Die Ballade der Kandidatin Manuela F.
Nennen wir sie Manuela F..
Weil sie fand, sie könne nicht immer nur zuschauen, wie sich die Welt um sie herum verändert oder eben nicht und dachte, sie wolle „lieber agieren statt reagieren“, wie sie ihrem Schwager, dem Herausgeber und Chefredaktor der Dorfzeitung in einem Interview sagte, schloss sich Manuala F. kurz nach ihrem 30. Geburtstag der lokalen Sektion der Freisinnig-Bürgerlich-Sozialen Partei (FBS) an, wobei sie an deren Versammlung am 1. November 2007 nicht nur in die Partei aufgenommen, sondern auch gleich noch zur zweiten Beisitzerin gewählt wurde, was Manuela F. als Zeichen dafür wertete, dass ihr für die politische Selbstverwirklichung nicht nur verschiedene Wege, sondern ganze Autobahnen zur Verfügung stehen würden, womit sie nicht völlig falsch lag, denn nur zwei Jahre später, als es an einer Ausserordentlichen Versammlung ihrer FBS im neuerdings rauchfreien Säli des „Rössli“ um die Nominationen für die Grossratswahlen ging, fiel sehr bald der Name „Manuela F.“, die zwischenzeitlich zur Vizepräsidentin der Sektion aufgestiegen war und als Ehefrau eines Unternehmers, Mutter von zwei nicht wegen Körperverletzung mehrfach vorbestraften gefreuten Söhnen, Teilzeitleiterin der örtlichen Kinderkrippe und regelmässige Leserbriefschreiberin prädestiniert schien, für die FBS am grossen Rad der Geschichte zu drehen.

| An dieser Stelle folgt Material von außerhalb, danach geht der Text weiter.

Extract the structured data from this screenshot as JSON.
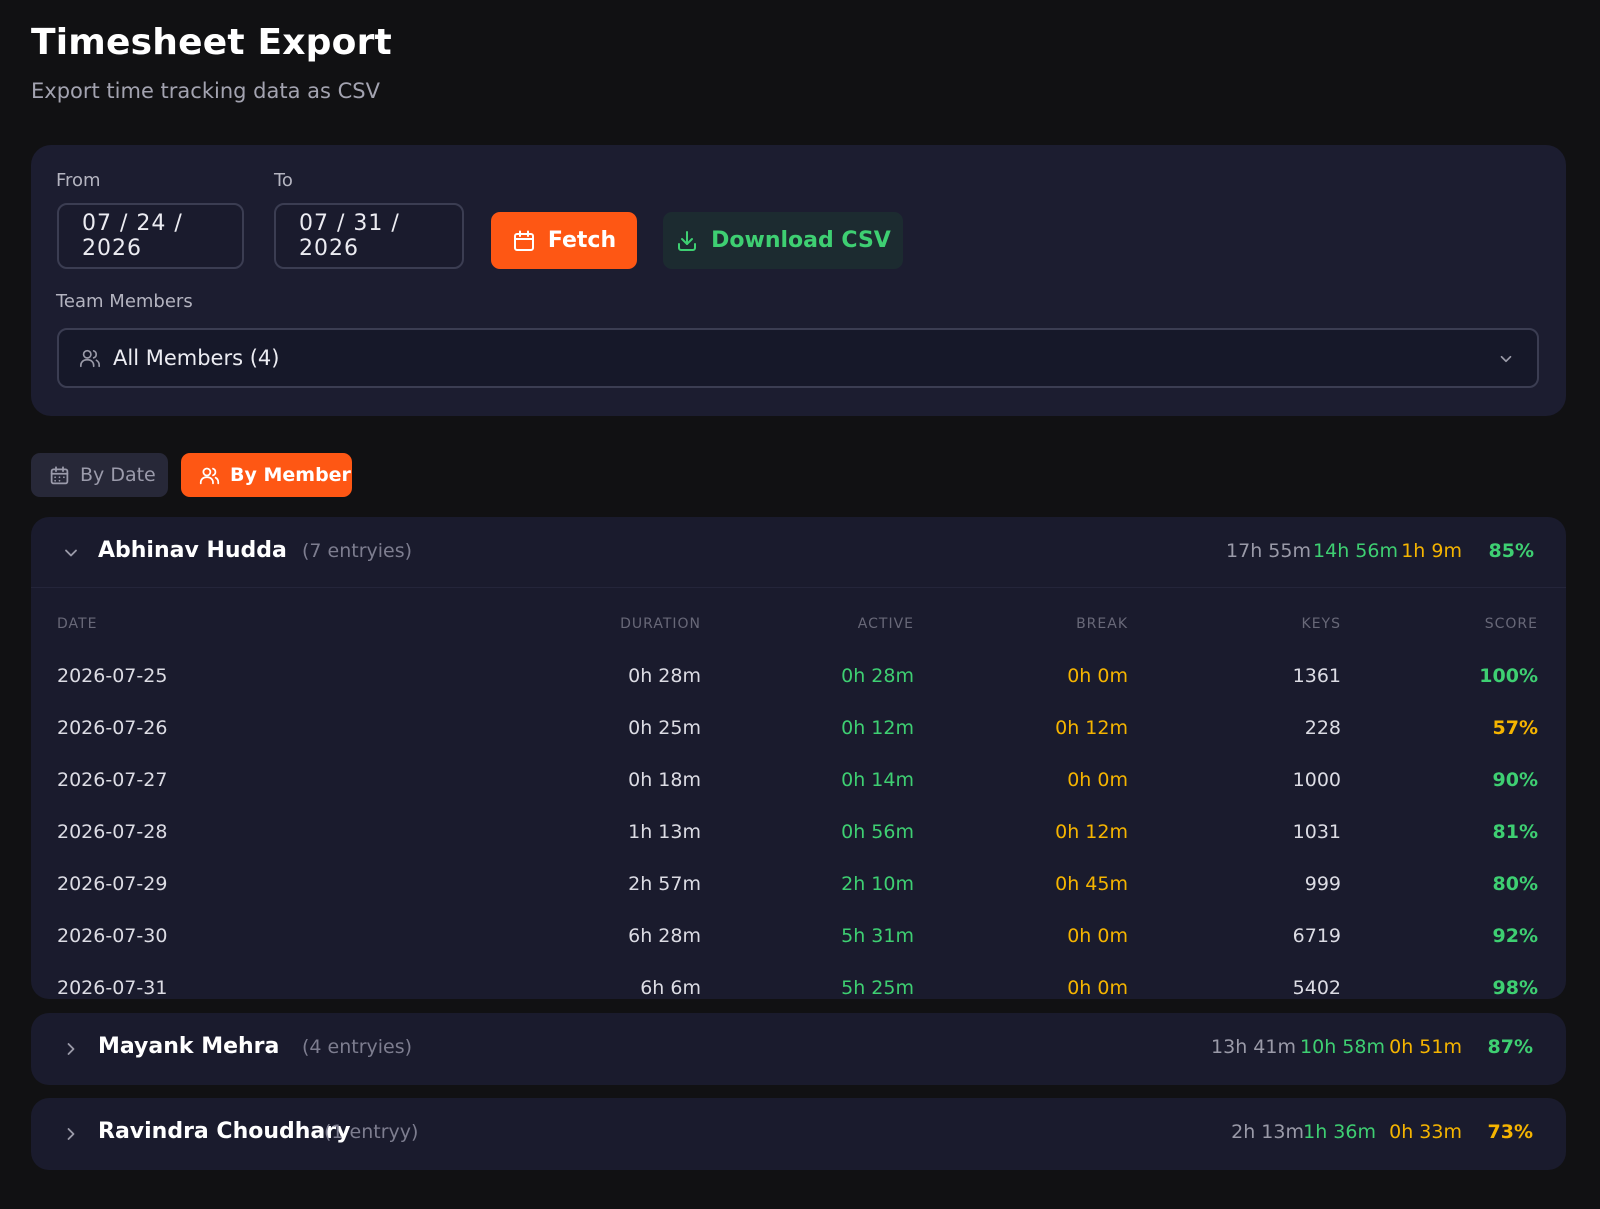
{
  "header": {
    "title": "Timesheet Export",
    "subtitle": "Export time tracking data as CSV"
  },
  "filters": {
    "from_label": "From",
    "from_value": "07 / 24 / 2026",
    "to_label": "To",
    "to_value": "07 / 31 / 2026",
    "fetch_label": "Fetch",
    "download_label": "Download CSV",
    "members_label": "Team Members",
    "members_value": "All Members (4)"
  },
  "view_tabs": {
    "by_date": "By Date",
    "by_member": "By Member",
    "active": "by_member"
  },
  "columns": {
    "date": "DATE",
    "duration": "DURATION",
    "active": "ACTIVE",
    "break": "BREAK",
    "keys": "KEYS",
    "score": "SCORE"
  },
  "groups": [
    {
      "name": "Abhinav Hudda",
      "entries": "(7 entryies)",
      "expanded": true,
      "total_duration": "17h 55m",
      "total_active": "14h 56m",
      "total_break": "1h 9m",
      "score": "85%",
      "score_color": "#3ecf72",
      "rows": [
        {
          "date": "2026-07-25",
          "duration": "0h 28m",
          "active": "0h 28m",
          "break": "0h 0m",
          "keys": "1361",
          "score": "100%",
          "score_color": "#3ecf72"
        },
        {
          "date": "2026-07-26",
          "duration": "0h 25m",
          "active": "0h 12m",
          "break": "0h 12m",
          "keys": "228",
          "score": "57%",
          "score_color": "#f5b400"
        },
        {
          "date": "2026-07-27",
          "duration": "0h 18m",
          "active": "0h 14m",
          "break": "0h 0m",
          "keys": "1000",
          "score": "90%",
          "score_color": "#3ecf72"
        },
        {
          "date": "2026-07-28",
          "duration": "1h 13m",
          "active": "0h 56m",
          "break": "0h 12m",
          "keys": "1031",
          "score": "81%",
          "score_color": "#3ecf72"
        },
        {
          "date": "2026-07-29",
          "duration": "2h 57m",
          "active": "2h 10m",
          "break": "0h 45m",
          "keys": "999",
          "score": "80%",
          "score_color": "#3ecf72"
        },
        {
          "date": "2026-07-30",
          "duration": "6h 28m",
          "active": "5h 31m",
          "break": "0h 0m",
          "keys": "6719",
          "score": "92%",
          "score_color": "#3ecf72"
        },
        {
          "date": "2026-07-31",
          "duration": "6h 6m",
          "active": "5h 25m",
          "break": "0h 0m",
          "keys": "5402",
          "score": "98%",
          "score_color": "#3ecf72"
        }
      ]
    },
    {
      "name": "Mayank Mehra",
      "entries": "(4 entryies)",
      "expanded": false,
      "total_duration": "13h 41m",
      "total_active": "10h 58m",
      "total_break": "0h 51m",
      "score": "87%",
      "score_color": "#3ecf72"
    },
    {
      "name": "Ravindra Choudhary",
      "entries": "(1 entryy)",
      "expanded": false,
      "total_duration": "2h 13m",
      "total_active": "1h 36m",
      "total_break": "0h 33m",
      "score": "73%",
      "score_color": "#f5b400"
    }
  ]
}
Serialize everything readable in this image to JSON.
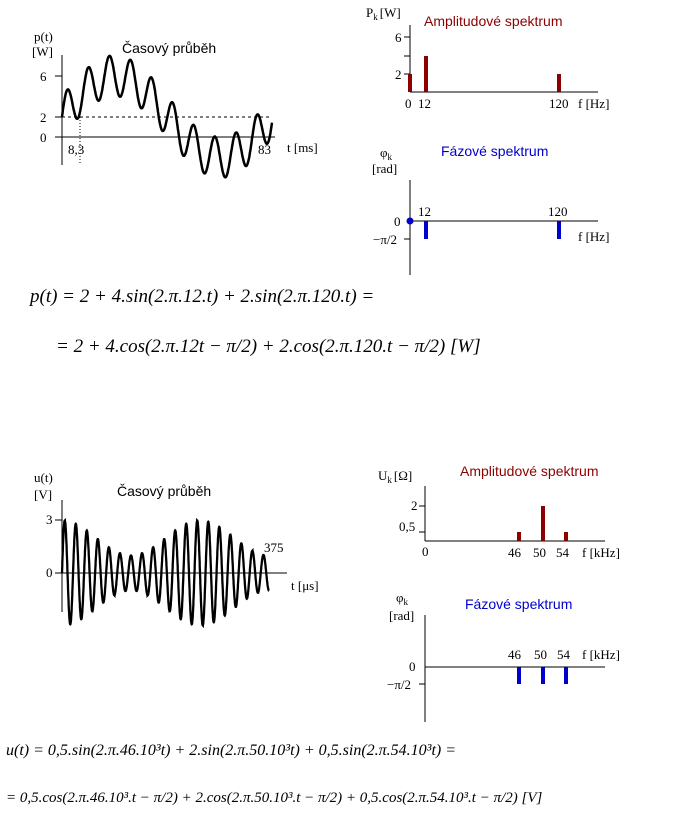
{
  "chart_data": [
    {
      "type": "line",
      "title": "Časový průběh",
      "ylabel": "p(t)",
      "yunit": "[W]",
      "xlabel": "t [ms]",
      "yticks": [
        "6",
        "2",
        "0"
      ],
      "xticks": [
        "8,3",
        "83"
      ],
      "xlim": [
        0,
        83
      ],
      "ylim": [
        -2,
        6
      ],
      "dashed_level": 2
    },
    {
      "type": "bar",
      "title": "Amplitudové spektrum",
      "ylabel": "P",
      "ysub": "k",
      "yunit": "[W]",
      "xlabel": "f [Hz]",
      "yticks": [
        "6",
        "2"
      ],
      "x": [
        0,
        12,
        120
      ],
      "xticks": [
        "0",
        "12",
        "120"
      ],
      "values": [
        2,
        4,
        2
      ],
      "ylim": [
        0,
        6
      ],
      "color": "#8b0000"
    },
    {
      "type": "bar",
      "title": "Fázové spektrum",
      "ylabel": "φ",
      "ysub": "k",
      "yunit": "[rad]",
      "xlabel": "f [Hz]",
      "yticks": [
        "0",
        "−π/2"
      ],
      "x": [
        0,
        12,
        120
      ],
      "xticks": [
        "12",
        "120"
      ],
      "values": [
        0,
        -1.5708,
        -1.5708
      ],
      "color": "#0000cc"
    },
    {
      "type": "line",
      "title": "Časový průběh",
      "ylabel": "u(t)",
      "yunit": "[V]",
      "xlabel": "t [μs]",
      "yticks": [
        "3",
        "0"
      ],
      "xticks": [
        "375"
      ],
      "xlim": [
        0,
        375
      ],
      "ylim": [
        -3,
        3
      ]
    },
    {
      "type": "bar",
      "title": "Amplitudové spektrum",
      "ylabel": "U",
      "ysub": "k",
      "yunit": "[Ω]",
      "xlabel": "f [kHz]",
      "yticks": [
        "2",
        "0,5"
      ],
      "x": [
        46,
        50,
        54
      ],
      "xticks": [
        "0",
        "46",
        "50",
        "54"
      ],
      "values": [
        0.5,
        2,
        0.5
      ],
      "color": "#8b0000"
    },
    {
      "type": "bar",
      "title": "Fázové spektrum",
      "ylabel": "φ",
      "ysub": "k",
      "yunit": "[rad]",
      "xlabel": "f [kHz]",
      "yticks": [
        "0",
        "−π/2"
      ],
      "x": [
        46,
        50,
        54
      ],
      "xticks": [
        "46",
        "50",
        "54"
      ],
      "values": [
        -1.5708,
        -1.5708,
        -1.5708
      ],
      "color": "#0000cc"
    }
  ],
  "formulas": {
    "p_line1": "p(t) = 2 + 4.sin(2.π.12.t) + 2.sin(2.π.120.t) =",
    "p_line2": "= 2 + 4.cos(2.π.12t − π/2) + 2.cos(2.π.120.t − π/2) [W]",
    "u_line1": "u(t) = 0,5.sin(2.π.46.10³t) + 2.sin(2.π.50.10³t) + 0,5.sin(2.π.54.10³t) =",
    "u_line2": "= 0,5.cos(2.π.46.10³.t − π/2) + 2.cos(2.π.50.10³.t − π/2) + 0,5.cos(2.π.54.10³.t − π/2) [V]"
  }
}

Manuela F. zögerte nicht lange und sagte zu. „Per Akklamation“ sei sie von ihren Parteifreundinnen und -freunden zur Kandidatin ernannt worden, notierte das Dorfblatt, dessen Herausgeber und Chefredaktor an der Versammlung als Aktuar der FBS zugegen war.
Nachdem sie und die anderen Vorstandsmitglieder lange Stunden über einen knackigen Slogan nachgedacht hatten, stand fest: Manuela F. soll den Leuten als engagiert, kompetent und sozial angepriesen werden. „Engagiert, kompetent und sozial – darauf muss man erst einmal kommen“, strahlten die Wahlhelfer, als sie das „Rössli“ zu inzwischen schon sehr vorgerückter Stunde verliessen.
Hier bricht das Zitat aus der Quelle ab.